O LADO INTERNO DE UMA TRADIÇÃO
A
vida dos místicos
Uma das mais
ricas fontes de ensinamentos ocultos da tradição cristã é a vida dos místicos.
Essa fonte e a dos grupos esotéricos constituem prova viva e sempre renovada
da tese da revelação permanente. A Igreja Católica Romana prega que a Bíblia
foi escrita sob a inspiração do Espírito Santo (por isso seria isenta de
erros). Mas a Igreja sempre foi enfática em limitar a extensão dessa inspiração,
negando-a para todos os outros documentos que não estivessem incluídos na
lista daqueles considerados canônicos. Se, teoricamente, a Igreja considera
que a inspiração teria ocorrido quando os evangelistas supostamente
escreveram a Bíblia, na prática ela deixa implícito que deveria haver algum
tipo de inspiração, senão permanente pelo menos esporádica, para explicar
como os textos bíblicos foram modificados ?oficialmente? tantas vezes ao
longo dos séculos, em concílios, sem perder a veracidade inicial.
Interpretações
teológicas à parte, o fato é que a inspiração divina sempre existiu e
continuará a ocorrer cada vez mais no futuro, à medida que maiores
contingentes de discípulos ingressem no Caminho da Perfeição. Os místicos
são, por definição, indivíduos que alcançaram um certo grau de abertura
espiritual caracterizada por níveis crescentes de contato interior.[1]

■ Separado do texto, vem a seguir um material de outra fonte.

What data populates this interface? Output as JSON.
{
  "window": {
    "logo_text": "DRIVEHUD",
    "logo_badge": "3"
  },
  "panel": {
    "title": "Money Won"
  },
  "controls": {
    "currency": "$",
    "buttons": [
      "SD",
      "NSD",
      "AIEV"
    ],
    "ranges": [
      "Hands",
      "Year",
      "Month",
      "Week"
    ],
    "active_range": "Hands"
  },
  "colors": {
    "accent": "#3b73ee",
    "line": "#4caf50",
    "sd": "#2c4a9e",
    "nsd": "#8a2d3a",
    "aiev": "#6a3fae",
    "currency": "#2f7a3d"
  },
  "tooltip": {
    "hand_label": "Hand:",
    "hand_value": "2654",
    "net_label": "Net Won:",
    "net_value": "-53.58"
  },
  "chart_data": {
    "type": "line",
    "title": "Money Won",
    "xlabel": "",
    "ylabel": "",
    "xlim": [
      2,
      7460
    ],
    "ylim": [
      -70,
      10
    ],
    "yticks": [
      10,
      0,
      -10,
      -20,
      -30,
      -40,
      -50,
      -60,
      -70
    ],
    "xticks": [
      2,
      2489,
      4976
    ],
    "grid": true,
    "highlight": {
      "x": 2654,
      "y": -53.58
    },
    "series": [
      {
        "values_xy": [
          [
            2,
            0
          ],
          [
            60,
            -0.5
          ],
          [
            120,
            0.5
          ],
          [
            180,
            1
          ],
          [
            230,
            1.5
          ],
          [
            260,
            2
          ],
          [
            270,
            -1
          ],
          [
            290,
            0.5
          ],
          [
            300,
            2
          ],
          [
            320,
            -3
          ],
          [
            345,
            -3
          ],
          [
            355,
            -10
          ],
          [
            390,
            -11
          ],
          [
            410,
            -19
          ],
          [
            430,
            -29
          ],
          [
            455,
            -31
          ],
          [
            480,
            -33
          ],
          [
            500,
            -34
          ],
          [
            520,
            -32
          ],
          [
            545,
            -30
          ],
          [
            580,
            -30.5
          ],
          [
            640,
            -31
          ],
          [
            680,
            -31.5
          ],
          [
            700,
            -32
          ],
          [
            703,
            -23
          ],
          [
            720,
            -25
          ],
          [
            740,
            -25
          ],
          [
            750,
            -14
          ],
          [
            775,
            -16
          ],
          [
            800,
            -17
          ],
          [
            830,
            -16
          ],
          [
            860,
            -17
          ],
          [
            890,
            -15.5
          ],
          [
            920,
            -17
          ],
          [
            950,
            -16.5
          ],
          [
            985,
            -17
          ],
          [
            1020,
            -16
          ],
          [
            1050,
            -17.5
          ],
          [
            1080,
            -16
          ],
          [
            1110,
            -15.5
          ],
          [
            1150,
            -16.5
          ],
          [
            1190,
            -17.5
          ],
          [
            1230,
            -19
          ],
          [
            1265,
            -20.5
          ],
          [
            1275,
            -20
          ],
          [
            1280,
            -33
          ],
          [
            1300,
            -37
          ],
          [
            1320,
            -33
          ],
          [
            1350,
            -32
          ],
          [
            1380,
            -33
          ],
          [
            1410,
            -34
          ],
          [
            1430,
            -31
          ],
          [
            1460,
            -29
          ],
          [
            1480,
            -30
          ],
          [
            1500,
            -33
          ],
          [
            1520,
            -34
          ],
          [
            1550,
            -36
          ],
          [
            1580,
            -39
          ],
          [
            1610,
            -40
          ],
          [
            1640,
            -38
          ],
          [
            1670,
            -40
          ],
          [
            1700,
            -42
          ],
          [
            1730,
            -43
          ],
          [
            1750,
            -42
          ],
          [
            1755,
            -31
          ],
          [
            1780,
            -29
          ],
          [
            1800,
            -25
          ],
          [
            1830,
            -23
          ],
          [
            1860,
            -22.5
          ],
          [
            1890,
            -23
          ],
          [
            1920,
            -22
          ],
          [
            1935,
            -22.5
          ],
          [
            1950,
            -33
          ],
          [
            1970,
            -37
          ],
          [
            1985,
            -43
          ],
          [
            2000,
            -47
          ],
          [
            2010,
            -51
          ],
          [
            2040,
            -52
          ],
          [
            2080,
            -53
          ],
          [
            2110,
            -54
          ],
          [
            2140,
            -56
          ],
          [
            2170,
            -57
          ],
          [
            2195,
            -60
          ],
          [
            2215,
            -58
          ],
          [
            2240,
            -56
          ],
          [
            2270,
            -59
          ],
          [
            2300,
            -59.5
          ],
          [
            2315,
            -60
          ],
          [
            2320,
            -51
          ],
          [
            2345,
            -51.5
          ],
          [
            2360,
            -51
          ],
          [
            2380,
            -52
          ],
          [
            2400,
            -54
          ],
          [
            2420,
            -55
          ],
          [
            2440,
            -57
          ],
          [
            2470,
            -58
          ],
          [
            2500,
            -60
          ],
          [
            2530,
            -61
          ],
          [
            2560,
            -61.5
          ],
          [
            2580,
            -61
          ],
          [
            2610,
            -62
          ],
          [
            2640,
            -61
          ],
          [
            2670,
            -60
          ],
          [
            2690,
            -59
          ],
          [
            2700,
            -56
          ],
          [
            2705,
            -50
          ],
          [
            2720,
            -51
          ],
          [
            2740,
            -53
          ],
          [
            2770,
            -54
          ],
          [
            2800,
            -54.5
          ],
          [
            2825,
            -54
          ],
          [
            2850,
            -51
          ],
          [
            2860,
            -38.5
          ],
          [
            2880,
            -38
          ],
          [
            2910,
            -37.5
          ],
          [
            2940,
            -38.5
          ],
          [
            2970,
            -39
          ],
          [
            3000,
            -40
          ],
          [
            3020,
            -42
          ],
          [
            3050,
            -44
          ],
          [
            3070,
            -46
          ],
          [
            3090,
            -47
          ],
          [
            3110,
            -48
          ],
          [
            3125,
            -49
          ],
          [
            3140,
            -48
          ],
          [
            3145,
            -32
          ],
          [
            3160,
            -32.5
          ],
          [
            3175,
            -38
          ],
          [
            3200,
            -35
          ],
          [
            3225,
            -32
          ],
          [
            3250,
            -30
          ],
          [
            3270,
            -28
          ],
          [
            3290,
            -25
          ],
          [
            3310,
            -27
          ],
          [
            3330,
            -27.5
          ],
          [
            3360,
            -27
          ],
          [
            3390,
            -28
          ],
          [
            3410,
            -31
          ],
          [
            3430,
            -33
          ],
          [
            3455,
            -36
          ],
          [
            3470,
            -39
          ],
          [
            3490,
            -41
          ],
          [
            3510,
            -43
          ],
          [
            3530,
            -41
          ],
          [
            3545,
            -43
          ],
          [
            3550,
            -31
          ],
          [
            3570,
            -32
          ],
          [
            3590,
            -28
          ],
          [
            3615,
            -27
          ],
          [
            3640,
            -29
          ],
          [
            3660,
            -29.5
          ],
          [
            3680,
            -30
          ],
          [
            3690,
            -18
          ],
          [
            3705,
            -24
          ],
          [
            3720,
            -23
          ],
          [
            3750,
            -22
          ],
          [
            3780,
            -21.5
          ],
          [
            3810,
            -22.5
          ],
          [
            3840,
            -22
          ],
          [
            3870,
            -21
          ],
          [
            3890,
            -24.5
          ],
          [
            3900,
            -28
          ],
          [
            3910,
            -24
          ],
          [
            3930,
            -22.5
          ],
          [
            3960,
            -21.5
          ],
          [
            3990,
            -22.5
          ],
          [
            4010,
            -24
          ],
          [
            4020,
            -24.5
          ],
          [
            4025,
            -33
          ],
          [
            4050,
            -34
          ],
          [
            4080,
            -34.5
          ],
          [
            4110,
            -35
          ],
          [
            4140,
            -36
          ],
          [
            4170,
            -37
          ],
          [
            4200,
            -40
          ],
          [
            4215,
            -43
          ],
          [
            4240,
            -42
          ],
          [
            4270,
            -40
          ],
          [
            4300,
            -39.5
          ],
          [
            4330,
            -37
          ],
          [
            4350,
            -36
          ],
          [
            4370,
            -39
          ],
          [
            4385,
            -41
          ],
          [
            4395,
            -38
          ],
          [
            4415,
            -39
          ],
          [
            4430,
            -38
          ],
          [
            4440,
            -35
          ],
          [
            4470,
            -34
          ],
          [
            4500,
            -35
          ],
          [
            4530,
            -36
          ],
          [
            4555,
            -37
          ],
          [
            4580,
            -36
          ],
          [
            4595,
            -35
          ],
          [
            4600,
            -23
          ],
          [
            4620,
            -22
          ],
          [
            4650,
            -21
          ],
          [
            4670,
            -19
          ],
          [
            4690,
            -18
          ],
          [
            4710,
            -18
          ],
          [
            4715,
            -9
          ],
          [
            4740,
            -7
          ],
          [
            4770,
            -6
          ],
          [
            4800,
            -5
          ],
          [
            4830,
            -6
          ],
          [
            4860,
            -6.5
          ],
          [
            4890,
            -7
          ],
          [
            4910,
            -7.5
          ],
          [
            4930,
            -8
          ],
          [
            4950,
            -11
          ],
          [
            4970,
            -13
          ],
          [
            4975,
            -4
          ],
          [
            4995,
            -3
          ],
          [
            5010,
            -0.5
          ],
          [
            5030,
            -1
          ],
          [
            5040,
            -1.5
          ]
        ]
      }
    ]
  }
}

Essas visões e contatos interiores com o Eu Superior nada mais são do que
aquilo que os Padres da Igreja Primitiva chamavam de ?inspiração do Espírito
Santo?. Esse tipo de contato, que possibilita a apreensão direta da
verdade, é responsável pela firmeza inquebrantável da fé típica dos místicos.[2]
Vivendo num mundo interior de visão espiritual, o místico passa por um
processo de transformação acelerada. As experiências interiores reforçam
sua determinação de prosseguir com a transformação exterior, necessária
para o aprofundamento de sua vida interior até alcançar o objetivo de todos
os místicos, a vida unitiva, o Supremo Bem da consciência de união com
Deus.
Uma conseqüência
natural dos contatos interiores do místico é que ele passa a confiar cada
vez menos nas autoridades constituídas, mesmo em se tratando da hierarquia
eclesiástica. Para evitar conflito com seus superiores religiosos, alguns místicos
procuram experiências de caráter muito reservado.[3]
Outros orientam sua consciência de forma a que sua experiência interior seja
pautada por seus conceitos religiosos, como Mechthilde de Magdeburg.[4]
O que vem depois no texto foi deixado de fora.